Depuis 2001, le nombre des personnes nouvellement infectées au Moyen-Orient et en Afrique du Nord a augmenté de plus de 35%. En Europe orientale et en Asie centrale il y a eu également une augmentation des nouvelles infections à VIH au cours de ces dernières années.

Les chiffres encourageants sont à chercher du côté du nombre de personnes nouvellement infectées, qui continue de chuter: 2,5 millions d'infections par le VIH en 2011, c'est 20% de moins que celui de 2001, avec les plus fortes baisses enregistrées depuis 2001 dans les Caraïbes (42%) et en Afrique subsaharienne (25%).

Vingt-cinq pays ont ainsi vu le nombre de nouvelles infections diminuer de 50%. Neuf pays ont en revanche vu augmenter le nombre de personnes infectées : Bangladesh, Géorgie, Guinée-Bissau, Indonésie, Kazakhstan, Kirghizistan, Philippines, République de Moldova, Sri Lanka.

La prévention de la transmission mère-enfant progresse également, même si beaucoup reste à faire: Au cours des trois années 2009 à 2011, la prophylaxie antirétrovirale empêché 409 000 enfants de contracter l'infection à VIH dans les pays à faible et moyen revenu, alors même que seulement 30% des femmes enceintes éligibles recevaient un traitement antirétroviral (ARV) pour leur propre santé en 2011, comparativement à 54% pour tous les adultes admissibles.

Baisse des morts liées au sida

En 2011, 1,7 million de personnes dans le monde sont morts de causes liées au sida, un chiffre en baisse de 24% par rapport au pic atteint en 2005. Depuis 1995, l'accès aux thérapies antirétrovirales ont permis d'économiser 14 millions d'années de vie dans les pays à faible et moyen revenu, dont 9 millions en Afrique sub-saharienne.

Le nombre de personnes ayant accès au traitement contre le VIH est passé à 63% de 2009 à 2011. Dans dix pays à revenu faible ou intermédiaire, plus de 80% des personnes éligibles bénéficient des ARV. Toutefois, 7 millions de personnes éligibles pour le traitement contre le VIH n’y ont toujours pas accès et 72% des enfants vivant avec le VIH qui sont éligibles n’y ont pas accès.

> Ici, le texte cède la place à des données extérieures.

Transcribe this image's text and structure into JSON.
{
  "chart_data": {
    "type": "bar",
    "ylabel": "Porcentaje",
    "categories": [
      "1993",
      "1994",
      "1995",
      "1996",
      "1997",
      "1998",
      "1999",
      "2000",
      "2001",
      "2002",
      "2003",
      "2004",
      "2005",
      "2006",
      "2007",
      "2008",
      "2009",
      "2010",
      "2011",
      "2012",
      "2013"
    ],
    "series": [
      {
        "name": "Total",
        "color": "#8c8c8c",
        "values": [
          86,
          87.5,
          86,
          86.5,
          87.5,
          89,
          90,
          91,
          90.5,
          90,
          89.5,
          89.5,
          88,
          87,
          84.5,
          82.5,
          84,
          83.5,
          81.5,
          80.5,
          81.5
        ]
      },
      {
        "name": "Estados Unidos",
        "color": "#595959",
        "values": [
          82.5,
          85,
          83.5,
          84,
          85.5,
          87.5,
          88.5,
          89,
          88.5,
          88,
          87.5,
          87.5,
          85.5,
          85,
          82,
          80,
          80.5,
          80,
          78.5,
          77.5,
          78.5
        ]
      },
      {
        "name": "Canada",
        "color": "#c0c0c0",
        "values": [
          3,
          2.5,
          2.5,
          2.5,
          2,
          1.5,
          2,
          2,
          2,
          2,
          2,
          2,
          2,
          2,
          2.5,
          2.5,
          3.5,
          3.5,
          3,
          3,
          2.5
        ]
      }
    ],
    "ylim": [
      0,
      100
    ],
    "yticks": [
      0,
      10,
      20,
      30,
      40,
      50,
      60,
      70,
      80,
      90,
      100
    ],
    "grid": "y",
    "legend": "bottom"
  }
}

Travailleuses du sexe, HSH : Des minorités exposées

Les minorités restent dangereusement exposées au VIH. Ainsi, les travailleuses du sexe étaient 13,5 fois plus susceptibles de vivre avec le VIH que les autres femmes. Dans les pays d'épidémie généralisée, la prévalence du VIH est systématiquement plus élevée chez les travailleurs du sexe dans la capitale que dans la population générale de 23%.

De même, la prévalence de l'infection par le VIH parmi les hommes ayant des rapports sexuels avec des hommes (HSH) dans les capitales est en moyenne 13 fois plus élevée que dans la population générale du pays.

En moyenne, seulement 38% des HSH ont subi un test VIH dans les 12 derniers mois, avec moins de 1 homme sur 3 testé au cours des 12 derniers mois dans le Sud et le Sud-Est asiatique et l'Europe occidentale et centrale; Là, où les HSH jouent pourtant un rôle important dans les épidémies nationales.

Des usagers de drogues vulnérabilisés

La prévalence de l'infection par le VIH est au moins 22 fois plus élevé chez les personnes qui s'injectent des drogues que pour la population dans son ensemble, avec une prévalence d'au moins 50 fois plus élevé dans 11 pays (sur 49 dont on dispose des données). Les femmes qui s'injectent des drogues sont en particulier plus vulnérables à la violence d'un partenaire, de la police et du client en cas d'échanges sexuels.

Cette priorité de santé publique ne semble pourtant pas comprise en Europe de l'Est et en Asie centrale, où la réponse des gouvernements est insuffisante : Il ne fournissent que 15% des dépenses consacrées aux programmes de prévention pour les personnes qui s'injectent des drogues.

Enfin, pas de riposte à l'épidémie sans financement : Le besoin annuel est évalué entre 22 et 24 milliards de dollars, mais il manque un déficit de ressources de 30% pour financer la riposte au sida d'ici 2015.